Kinder mit Lernschwierigkeiten gehen in unseren Schulen unter. Viele bekommen mit der Zeit Ängste oder Depressionen. Sie verlieren ihr Selbstwertgefühl. Die Kinder haben das Gefühl, dass sie nichts können und immer alles falsch machen. Das kann sich vom Mathematikunterricht auch auf das allgemeine Selbstbild übertragen und dann rutschen die Kinder in psychische Krisen. Das muss verhindert werden! Kinder mit Legasthenie oder Dyskalkulie sollten von Anfang an gefördert werden. Wenn ein Kind Schwierigkeiten hat, sollte sofort hingeschaut und gehandelt werden und nicht erst einmal zwei Jahre abgewartet werden. Wenn ein Kind früh Hilfe bekommt, lernt es von Anfang an Strategien, mit denen es sich selbst helfen kann. Kinder, bei denen erst im Gymnasium erkannt wird, dass sie eigentlich eine Lernschwäche haben, haben sich bis dahin selbst durchgeschlagen und sehr viele Misserfolge erlebt. Sie hören immer wieder, dass sie zu wenig gelernt haben, zu faul oder dumm sind. Kinder, die solche falschen Sätze immer wieder hören, glauben es irgendwann. Sie verlieren den Glauben an sich selbst. Das ist wirklich schlimm! Ich wünsche mir, dass alle Lehrkräfte eine gute und fundierte Ausbildung bekommen und erkennen, wenn ein Kind Schwierigkeiten beim Lesen, Schreiben oder Rechnen hat und dass sich die Lehrkräfte auch trauen, das bei den Eltern anzusprechen. Abwarten hilft niemandem! Außerdem sollten die Lehrkräfte das Handwerkszeug erhalten, damit sie wissen, wie sie den Kindern helfen können.
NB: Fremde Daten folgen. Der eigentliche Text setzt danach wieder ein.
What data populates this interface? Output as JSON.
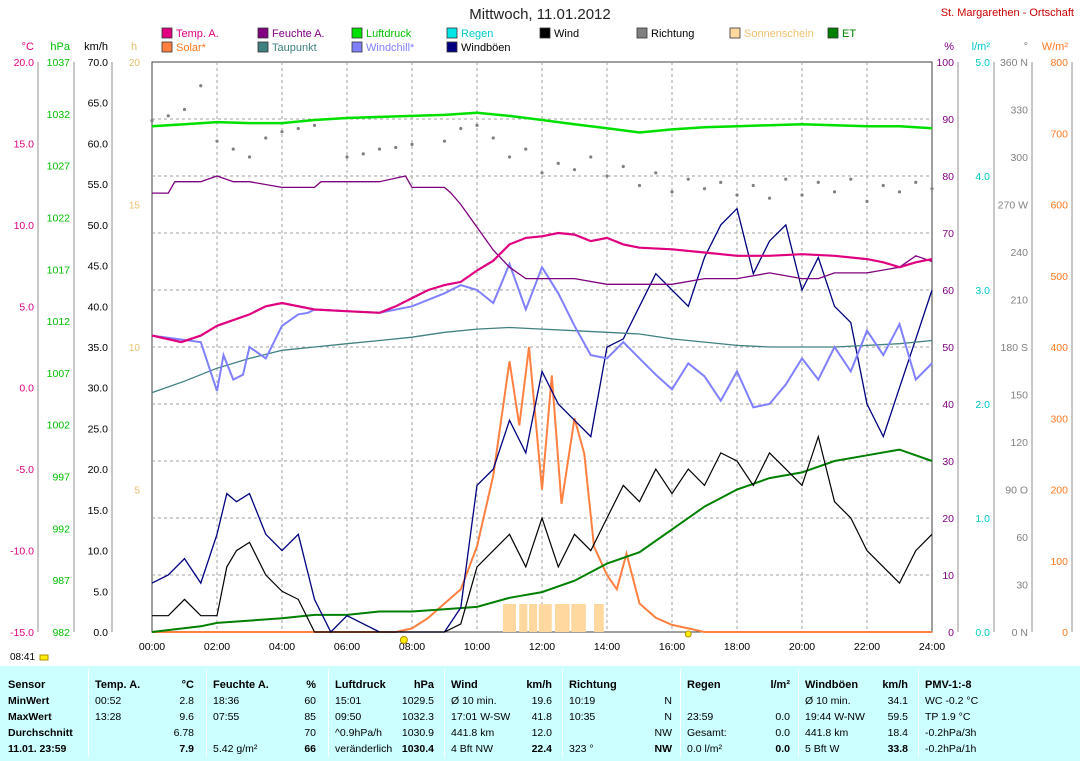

Lehrkräfte, die wissen, was sie tun sollen, unterstützen auch gerne. Lehrkräfte, die unsicher sind, warten eher ab, bis sie ins Handeln kommen.
Kleinere Lerngruppen sind ebenso dringend notwendig, weil nur so auf die Individualität der Kinder eingegangen werden kann. Wenn 25 oder mehr Kinder in einer Klasse sitzen, kann sich eine Lehrkraft nie auf alle konzentrieren. Es wird immer wieder ein Kind übersehen. Das ist keine Kritik an den Lehrkräften. Ich weiß, dass sie ihr Bestes geben und sich jeden Tag bemühen, allen Schüler*innen gerecht zu werden. Ich weiß aber auch, dass die Gesundheit der Lehrkräfte oft darunter leidet und dass viele kurz vorm Burnout stehen und sich trotzdem weiterhin für die Kinder einsetzen. Liebe Lehrkräfte: Passt auch euch und eure Gesundheit auf! Es sollte auch verpflichtende oder zumindest kostenlose Supervision für Lehrkräfte geben, denn sie arbeiten jeden Tag mit vielen Menschen und müssen dann alles mit sich selbst ausmachen. Das ist schwierig und anstrengend!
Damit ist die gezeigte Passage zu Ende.